Did George Allen's Campaign Manager 'Zoink Off' The Washington Post?

August 15th, 2006 7:52 PM

A friend e-mailed me that Mark Ambinder at The Hotline (formerly of the ABC News Political Unit) has his own analysis of the WashPost "macaca" mania -- Allen's campaign has upset the Post:

The death-knell for Republican candidates in Northern Virginia has been the active hostility of the Washington Post. Usually, a GOP candidate can neutralize the problem by neutralizing the Post -- not alienating the beat reporters and keeping the editorial page from beating the snare drum.

Two signs today that the Allen campaign has seriously angered the Post. First, there's the A1 placement of a story that is arguably interesting and compelling but not earthshatteringly newsy. Within the story, there's a hint that Allen's campaign manager, Dick Wadhams zoinked off the reporter who called him.

"But the apology, which came hours after Allen's campaign manager dismissed the issue with an expletive and insisted the senator has "nothing to apologize for," did little to mollify Webb's campaign or Sidarth..."

The second harbinger is the Post editorial entitled George Allen's America.

The Post is ganging up on George Allen. Certainly, a videotaped alleged slur from a candidate is more relevant than an alleged anti-semitic flyer from another, but the disparity in attention is so wide as to suggest that a media framing device is at work. It's not necessarily a political bias; it's a conflict bias; it's a bias against complacency; it's a bias toward Northern Virginia and its values.

The upshot here is that Jim Webb (D) is a free media candidate. He'll never raise enough money to properly introduce himself to Virginia voters. His campaign's strategic goal is to drive up Allen's negatives and then, when everyone is paying attention in October, allow the currents in the media to carry Webb to the shore...

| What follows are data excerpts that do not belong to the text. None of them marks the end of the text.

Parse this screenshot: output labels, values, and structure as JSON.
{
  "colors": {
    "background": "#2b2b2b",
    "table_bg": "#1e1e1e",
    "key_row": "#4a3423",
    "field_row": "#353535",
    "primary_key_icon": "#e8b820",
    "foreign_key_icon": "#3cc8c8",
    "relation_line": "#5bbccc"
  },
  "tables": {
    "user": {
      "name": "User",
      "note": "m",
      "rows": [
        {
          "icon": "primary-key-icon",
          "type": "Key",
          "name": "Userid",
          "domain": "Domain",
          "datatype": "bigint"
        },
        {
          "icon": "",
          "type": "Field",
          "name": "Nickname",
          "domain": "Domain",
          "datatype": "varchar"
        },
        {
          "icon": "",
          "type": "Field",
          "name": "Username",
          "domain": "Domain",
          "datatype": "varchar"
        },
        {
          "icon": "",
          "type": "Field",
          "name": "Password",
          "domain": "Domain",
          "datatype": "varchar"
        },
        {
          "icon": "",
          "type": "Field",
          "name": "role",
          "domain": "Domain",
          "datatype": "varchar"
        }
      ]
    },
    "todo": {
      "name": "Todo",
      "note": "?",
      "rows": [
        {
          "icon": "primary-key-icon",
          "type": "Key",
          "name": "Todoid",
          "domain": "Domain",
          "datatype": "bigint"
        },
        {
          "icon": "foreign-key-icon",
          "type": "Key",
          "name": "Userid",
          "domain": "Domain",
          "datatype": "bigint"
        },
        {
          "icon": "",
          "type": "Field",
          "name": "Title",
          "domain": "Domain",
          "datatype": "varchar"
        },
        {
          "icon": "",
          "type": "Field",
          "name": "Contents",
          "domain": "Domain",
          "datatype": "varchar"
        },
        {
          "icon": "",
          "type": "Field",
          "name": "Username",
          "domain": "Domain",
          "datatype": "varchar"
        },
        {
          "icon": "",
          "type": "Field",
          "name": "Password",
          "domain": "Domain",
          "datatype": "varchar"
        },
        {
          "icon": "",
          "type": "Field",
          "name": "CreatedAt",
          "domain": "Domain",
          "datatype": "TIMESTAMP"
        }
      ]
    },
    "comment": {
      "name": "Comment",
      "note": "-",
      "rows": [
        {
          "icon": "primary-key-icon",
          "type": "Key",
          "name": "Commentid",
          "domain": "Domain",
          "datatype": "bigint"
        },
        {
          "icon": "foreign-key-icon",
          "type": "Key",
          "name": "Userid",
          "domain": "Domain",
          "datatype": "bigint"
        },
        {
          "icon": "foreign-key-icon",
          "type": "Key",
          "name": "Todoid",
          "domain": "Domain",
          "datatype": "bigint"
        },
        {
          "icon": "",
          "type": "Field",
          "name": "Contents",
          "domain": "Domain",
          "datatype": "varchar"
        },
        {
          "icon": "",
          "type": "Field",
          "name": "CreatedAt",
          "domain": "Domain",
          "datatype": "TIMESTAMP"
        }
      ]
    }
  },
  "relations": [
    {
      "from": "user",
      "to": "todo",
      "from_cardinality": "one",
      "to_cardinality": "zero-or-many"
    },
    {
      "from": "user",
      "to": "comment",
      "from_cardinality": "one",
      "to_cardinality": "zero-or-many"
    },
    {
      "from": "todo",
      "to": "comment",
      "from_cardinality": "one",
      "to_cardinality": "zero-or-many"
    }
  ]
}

Wadhams, in a phone interview, suggests the battle lines are drawn and quartered. "The Post took a pass on the anti-Semitic flyer that Webb made and in fact the editorial writer for the Post told me yesterday there was nothing anti-Semitic about that flyer. It was premeditated and Webb even admitted looking at and approving that before it went out. They did not write a peep about that incident," he said. "There is an institutional bias against Senator Allen at the Washington Post. It is probably even more pronounced now because he keeps winning and they keep opposing them. This was something I anticipated from the very beginning. They're in Webb’s hip pocket. It’s going to be a reality we face in this campaign."

PS: I heard a few minutes of Washington Post radio on this topic this afternoon with political analyst Mark Plotkin, who said the Democrats think that Allen is "their Tom Daschle," a high-profile national senator (chairman of the National Republican Senatorial Committee) that they could take out in a big upset. Post Radio host Bob Kur insisted the Webb aide was "colored" (talk about an old term the Post would imagine hearing in deep-south Virginia!) and on the "macaca" business, insisted that "everyone assumed it was a racial pejorative."